Pertanyaan: Jika Allah membenci pengurbanan manusia, mengapa pengurbanan Yesus dapat dianggap sebagai pelunasan hutang dosa kita?
Jawaban:
Alkitab menjelaskan bahwa Allah membenci praktik pengurbanan manusia. Para bangsa berhala tetangga Israel menerapkan pengurbanan manusia sebagai bagian dari penyembahan dewa palsu. Allah menyatakan bahwa "penyembahan" semacam itu Ia benci (Ulangan 12:31; 18:10). Selebihnya, dalam Perjanjian Lama pengurbanan manusia dikaitkan dengan praktik jahat lainnya seperti meramal dan menelaah (2 Raja-Raja 21:6). Jadi, jika Allah membenci pengurbanan manusia, lantas mengapa Ia mengurbankan Kristus di atas salib dan mengapa pengurbanan itu dapat menjadi pelunasan hutang dosa kita?

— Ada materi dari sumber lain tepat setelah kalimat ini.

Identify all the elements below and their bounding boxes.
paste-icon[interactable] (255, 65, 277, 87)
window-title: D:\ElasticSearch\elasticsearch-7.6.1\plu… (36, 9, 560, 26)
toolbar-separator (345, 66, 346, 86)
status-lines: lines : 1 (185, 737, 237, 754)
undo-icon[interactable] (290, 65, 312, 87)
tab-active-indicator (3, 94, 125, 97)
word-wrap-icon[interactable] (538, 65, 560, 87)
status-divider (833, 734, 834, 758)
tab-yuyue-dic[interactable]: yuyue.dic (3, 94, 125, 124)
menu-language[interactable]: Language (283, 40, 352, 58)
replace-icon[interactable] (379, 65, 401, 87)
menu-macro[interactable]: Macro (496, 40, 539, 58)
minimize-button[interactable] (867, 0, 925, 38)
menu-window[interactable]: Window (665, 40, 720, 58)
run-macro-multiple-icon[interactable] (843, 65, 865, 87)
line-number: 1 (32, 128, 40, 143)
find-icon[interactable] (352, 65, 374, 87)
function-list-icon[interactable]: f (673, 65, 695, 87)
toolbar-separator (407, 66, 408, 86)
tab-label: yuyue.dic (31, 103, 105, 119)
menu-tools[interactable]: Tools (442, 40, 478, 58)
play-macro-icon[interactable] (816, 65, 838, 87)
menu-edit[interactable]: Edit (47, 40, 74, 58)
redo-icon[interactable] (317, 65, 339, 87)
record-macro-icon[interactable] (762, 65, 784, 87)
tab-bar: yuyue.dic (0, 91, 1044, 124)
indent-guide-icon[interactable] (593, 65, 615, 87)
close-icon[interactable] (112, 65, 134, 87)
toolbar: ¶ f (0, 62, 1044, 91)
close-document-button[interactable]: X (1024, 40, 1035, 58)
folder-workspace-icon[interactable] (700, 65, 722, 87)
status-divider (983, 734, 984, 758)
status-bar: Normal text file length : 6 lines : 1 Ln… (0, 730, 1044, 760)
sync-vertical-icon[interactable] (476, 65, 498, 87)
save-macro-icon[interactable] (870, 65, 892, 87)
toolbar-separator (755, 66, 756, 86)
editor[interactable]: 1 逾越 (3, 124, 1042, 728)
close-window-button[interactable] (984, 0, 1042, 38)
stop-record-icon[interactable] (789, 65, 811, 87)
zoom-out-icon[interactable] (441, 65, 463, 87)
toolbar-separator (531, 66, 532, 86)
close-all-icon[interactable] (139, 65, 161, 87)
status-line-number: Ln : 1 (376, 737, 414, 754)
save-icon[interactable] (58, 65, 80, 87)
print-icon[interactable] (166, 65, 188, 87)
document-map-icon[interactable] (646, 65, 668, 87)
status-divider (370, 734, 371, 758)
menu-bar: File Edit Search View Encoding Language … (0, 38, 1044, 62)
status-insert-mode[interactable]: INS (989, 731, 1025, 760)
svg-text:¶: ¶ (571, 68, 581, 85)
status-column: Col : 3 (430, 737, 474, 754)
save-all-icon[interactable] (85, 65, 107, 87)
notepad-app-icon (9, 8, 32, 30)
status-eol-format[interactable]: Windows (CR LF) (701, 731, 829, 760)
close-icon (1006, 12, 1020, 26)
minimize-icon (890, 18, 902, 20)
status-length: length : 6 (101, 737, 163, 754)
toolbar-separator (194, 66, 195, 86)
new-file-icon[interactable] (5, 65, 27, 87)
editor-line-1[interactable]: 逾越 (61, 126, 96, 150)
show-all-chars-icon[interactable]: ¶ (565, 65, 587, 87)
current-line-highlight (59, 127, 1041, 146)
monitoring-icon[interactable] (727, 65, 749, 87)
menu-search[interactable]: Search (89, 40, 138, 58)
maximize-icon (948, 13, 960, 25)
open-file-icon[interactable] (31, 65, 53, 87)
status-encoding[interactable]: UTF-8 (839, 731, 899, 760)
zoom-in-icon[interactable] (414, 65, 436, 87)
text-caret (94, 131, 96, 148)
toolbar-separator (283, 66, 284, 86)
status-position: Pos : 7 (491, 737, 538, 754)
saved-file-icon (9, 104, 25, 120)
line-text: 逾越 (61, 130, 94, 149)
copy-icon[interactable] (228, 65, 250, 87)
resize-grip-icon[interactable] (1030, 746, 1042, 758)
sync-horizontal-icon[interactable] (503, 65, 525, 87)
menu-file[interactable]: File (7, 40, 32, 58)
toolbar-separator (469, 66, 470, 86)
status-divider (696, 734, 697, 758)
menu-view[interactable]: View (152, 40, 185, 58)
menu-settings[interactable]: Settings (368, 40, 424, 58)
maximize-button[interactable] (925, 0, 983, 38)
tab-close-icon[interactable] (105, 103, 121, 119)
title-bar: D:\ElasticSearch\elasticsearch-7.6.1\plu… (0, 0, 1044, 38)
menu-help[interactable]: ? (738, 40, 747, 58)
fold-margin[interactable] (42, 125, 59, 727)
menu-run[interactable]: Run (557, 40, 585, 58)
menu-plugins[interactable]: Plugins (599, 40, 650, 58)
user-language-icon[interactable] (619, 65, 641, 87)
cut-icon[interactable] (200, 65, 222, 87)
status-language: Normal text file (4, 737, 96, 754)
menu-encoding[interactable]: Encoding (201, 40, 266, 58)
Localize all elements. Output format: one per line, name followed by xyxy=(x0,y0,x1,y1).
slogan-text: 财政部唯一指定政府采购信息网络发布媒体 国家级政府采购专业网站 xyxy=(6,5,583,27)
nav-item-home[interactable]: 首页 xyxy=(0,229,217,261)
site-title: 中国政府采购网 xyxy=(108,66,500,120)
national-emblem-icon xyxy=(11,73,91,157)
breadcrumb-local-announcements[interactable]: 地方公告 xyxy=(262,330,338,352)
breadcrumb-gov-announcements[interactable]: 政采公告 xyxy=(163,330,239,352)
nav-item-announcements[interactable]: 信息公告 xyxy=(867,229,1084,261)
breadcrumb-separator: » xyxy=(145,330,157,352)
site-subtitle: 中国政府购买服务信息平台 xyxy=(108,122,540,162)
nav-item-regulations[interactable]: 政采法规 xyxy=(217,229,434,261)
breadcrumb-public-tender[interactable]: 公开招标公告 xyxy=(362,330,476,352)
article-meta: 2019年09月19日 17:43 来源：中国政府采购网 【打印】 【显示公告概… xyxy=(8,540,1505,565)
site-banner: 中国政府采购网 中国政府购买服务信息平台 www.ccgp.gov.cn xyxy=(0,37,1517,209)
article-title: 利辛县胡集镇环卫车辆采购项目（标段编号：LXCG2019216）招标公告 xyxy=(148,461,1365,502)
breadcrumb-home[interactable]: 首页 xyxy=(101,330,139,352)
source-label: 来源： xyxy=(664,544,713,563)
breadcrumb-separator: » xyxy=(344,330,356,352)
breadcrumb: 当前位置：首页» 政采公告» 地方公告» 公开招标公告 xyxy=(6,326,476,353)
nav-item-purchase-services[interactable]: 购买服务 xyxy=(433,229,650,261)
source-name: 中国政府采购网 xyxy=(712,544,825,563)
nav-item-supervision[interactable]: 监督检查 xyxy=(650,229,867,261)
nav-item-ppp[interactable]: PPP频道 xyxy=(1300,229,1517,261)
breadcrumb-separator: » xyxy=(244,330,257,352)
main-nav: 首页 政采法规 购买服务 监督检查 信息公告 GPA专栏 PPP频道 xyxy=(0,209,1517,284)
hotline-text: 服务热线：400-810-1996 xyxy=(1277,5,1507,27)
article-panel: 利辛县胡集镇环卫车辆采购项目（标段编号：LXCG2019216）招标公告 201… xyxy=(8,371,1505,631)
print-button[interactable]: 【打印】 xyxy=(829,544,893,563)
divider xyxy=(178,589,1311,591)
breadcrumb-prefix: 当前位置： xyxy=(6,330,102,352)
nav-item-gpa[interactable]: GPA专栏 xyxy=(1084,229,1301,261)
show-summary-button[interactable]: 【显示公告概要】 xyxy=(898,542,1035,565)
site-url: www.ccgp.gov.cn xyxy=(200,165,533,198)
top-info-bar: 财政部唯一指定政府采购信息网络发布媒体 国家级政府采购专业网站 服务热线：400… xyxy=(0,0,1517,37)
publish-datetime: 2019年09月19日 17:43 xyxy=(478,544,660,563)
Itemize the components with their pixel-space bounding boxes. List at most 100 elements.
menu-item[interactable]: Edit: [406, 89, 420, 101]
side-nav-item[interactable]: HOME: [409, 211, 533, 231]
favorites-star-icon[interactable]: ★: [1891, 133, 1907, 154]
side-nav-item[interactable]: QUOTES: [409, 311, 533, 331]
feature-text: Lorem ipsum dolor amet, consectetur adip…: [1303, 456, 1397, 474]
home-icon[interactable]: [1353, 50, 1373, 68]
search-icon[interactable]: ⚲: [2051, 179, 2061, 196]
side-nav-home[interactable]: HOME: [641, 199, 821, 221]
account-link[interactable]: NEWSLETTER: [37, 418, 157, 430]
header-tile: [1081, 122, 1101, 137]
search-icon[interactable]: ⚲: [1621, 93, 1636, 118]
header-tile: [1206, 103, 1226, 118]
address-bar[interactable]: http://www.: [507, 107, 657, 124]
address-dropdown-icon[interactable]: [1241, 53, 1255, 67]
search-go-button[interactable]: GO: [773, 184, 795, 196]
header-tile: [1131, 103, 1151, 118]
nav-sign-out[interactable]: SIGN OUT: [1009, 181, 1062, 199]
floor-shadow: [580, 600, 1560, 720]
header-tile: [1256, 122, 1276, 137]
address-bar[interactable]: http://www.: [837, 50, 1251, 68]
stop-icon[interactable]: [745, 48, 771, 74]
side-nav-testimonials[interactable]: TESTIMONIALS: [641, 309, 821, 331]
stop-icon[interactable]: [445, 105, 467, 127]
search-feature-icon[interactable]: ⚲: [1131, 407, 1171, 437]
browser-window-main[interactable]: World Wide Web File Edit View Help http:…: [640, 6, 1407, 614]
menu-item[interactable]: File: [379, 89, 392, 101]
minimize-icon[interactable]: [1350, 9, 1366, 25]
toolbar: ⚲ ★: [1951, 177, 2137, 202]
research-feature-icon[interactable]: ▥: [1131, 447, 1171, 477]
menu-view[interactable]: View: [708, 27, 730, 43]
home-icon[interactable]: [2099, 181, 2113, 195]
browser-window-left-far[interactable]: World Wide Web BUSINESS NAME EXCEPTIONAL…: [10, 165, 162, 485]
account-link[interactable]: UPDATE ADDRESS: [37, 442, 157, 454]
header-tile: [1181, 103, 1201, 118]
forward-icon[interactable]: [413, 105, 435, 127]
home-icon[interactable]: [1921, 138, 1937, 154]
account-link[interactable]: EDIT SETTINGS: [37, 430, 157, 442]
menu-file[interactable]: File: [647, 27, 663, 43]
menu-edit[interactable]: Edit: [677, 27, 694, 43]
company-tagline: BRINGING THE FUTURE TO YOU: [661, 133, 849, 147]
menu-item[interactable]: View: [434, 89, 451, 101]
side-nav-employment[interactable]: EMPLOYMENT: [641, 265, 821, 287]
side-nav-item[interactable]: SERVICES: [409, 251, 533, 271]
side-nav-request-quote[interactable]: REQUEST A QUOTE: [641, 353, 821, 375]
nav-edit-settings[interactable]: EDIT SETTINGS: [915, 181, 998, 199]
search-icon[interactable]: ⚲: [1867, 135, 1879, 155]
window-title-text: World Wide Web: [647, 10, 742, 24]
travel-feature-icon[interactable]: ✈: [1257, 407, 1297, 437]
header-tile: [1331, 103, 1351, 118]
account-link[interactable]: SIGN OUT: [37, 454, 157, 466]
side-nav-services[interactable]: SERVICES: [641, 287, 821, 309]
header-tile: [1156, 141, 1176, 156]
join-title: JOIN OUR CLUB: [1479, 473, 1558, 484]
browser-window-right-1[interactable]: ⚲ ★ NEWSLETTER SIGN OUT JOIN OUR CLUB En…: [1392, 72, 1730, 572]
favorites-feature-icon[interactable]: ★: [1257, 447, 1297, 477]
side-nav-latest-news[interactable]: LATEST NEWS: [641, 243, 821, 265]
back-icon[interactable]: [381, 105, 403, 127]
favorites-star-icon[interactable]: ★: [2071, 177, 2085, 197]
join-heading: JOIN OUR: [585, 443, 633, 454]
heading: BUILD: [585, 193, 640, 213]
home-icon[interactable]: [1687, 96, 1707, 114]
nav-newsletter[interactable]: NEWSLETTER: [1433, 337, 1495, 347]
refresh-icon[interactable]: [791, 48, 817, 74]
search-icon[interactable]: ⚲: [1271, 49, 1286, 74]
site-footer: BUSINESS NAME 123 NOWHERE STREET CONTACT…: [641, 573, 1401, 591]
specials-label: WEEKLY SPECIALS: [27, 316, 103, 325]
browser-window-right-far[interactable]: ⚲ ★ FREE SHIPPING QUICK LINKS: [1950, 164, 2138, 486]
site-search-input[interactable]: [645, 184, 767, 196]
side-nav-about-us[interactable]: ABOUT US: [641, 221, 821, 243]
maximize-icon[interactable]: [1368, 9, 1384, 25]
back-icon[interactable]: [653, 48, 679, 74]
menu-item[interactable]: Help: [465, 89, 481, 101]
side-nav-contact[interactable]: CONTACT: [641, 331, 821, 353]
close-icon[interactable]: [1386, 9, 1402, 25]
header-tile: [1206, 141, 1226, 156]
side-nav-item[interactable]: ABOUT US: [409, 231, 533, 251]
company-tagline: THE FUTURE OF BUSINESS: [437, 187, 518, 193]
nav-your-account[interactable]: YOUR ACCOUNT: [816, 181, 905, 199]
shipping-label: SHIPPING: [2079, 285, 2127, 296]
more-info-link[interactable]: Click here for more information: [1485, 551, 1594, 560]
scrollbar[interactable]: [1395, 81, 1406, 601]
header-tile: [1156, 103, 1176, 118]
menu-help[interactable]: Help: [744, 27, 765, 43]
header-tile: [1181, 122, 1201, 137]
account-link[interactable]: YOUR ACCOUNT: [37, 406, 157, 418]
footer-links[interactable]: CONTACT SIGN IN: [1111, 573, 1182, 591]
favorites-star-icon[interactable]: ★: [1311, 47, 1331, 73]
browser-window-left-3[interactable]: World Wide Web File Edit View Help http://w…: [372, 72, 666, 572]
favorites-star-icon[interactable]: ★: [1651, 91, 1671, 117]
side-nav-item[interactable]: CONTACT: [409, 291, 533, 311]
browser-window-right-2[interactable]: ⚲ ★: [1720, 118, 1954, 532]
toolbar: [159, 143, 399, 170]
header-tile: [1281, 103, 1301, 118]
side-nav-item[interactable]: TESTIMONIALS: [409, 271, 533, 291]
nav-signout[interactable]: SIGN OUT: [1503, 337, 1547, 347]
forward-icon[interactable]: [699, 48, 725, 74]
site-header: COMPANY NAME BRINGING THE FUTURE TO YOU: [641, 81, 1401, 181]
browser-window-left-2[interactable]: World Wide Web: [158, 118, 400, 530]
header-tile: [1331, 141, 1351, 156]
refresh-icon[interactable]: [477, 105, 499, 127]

Sebuah kurban bagi dosa disyaratkan jika orang ingin memiliki harapan hidup kekal. Allah telah menetapkan mutlaknya pencurahan darah demi menutupi dosa (Ibrani 9:22). Faktanya, Allah Sendiri melakukan penyembelihan kurban pertama untuk, sementara waktu, menutupi dosa Adam dan Hawa. Setelah Ia melayangkan kutukan atas pasangan pertama, seekor binatang mati, darahnya tercurah, dan dari kulitnya dibuatnya penutup bagi Adam dan Hawa (Kejadian 3:21), dan dengan itu mengenalkan prinsip pengurbanan hewan bagi dosa. Ketika Allah memberi Hukum kepada Musa, terdapat instruksi khusus terkait waktu, cara, serta tata-cara persembahan kurban diberikan kepada-Nya. Hal ini berlanjut hingga Kristus datang untuk memberi kurban yang terakhir dan sempurna, yang kemudian meniadakan keperluan kurban hewani. "Tetapi justru oleh korban-korban itu setiap tahun orang diperingatkan akan adanya dosa. Sebab tidak mungkin darah lembu jantan atau darah domba jantan menghapuskan dosa" (Ibrani 10:3-4).
Ada beberapa alasan mengapa pengurbanan Kristus di atas salib tidak melanggar larangan terhadap kurban insani. Yang pertama, Yesus bukan sekedar manusia biasa. Jika Ia hanya manusia, maka pengurbanan-Nya pun bersifat sementara karena satu nyawa manusia tidak mungkin menutupi dosa banyaknya orang yang belum hadir karena belum dilahirkan. Lagipula satu nyawa manusia yang terbatas tidak mungkin mendamaikan dosa terhadap Allah yang tak terbatas. Kurban satu-satunya harus bersifat tak terbatas, yang berarti hanya Allah Sendiri yang dapat mendamaikan dosa umat manusia. Hanya Allah Sendiri, Sosok tak terbatas, dapat melunasi hutang pada Diri-Nya. Oleh karena itu Allah harus datang sebagai Manusia dan tinggal di antara manusia (Yohanes 1:14). Kurban lainnya tidak bakal cukup.
Kedua, Allah tidak mengurbankan Yesus. Sebaliknya, Yesus, sebagai Allah yang menjelma, mengurbankan DiriNya. Tidak ada yang memaksa Dia. Ia menyerahkan nyawa-Nya dengan sukarela, dan Ia mengajar tentang peristiwa itu: "Tidak seorangpun mengambilnya dari pada-Ku, melainkan Aku memberikannya menurut kehendak-Ku sendiri. Aku berkuasa memberikannya dan berkuasa mengambilnya kembali. Inilah tugas yang Kuterima dari Bapa-Ku" (Yohanes 10:18). Allah Putra mengurbankan DiriNya kepada Allah Bapa dan dengan itu memenuhi semua persyaratan Hukum. Beda dengan kurban yang sementara, kurban Yesus yang bersifat sekali-untuk-selamanya diikuti oleh kebangkitan-Nya. Ia menyerahkan nyawa-Nya dan mengambilnya kembali, sehingga kehidupan kekal tersedia bagi semua yang akan percaya pada-Nya dan menerima pengurbanan-Nya bagi dosa mereka. Ia melakukan hal itu atas dasar kasih bagi sang Bapa Surgawi dan bagi semua orang yang telah Allah Bapa berikan kepada-Nya (Yohanes 6:37-40).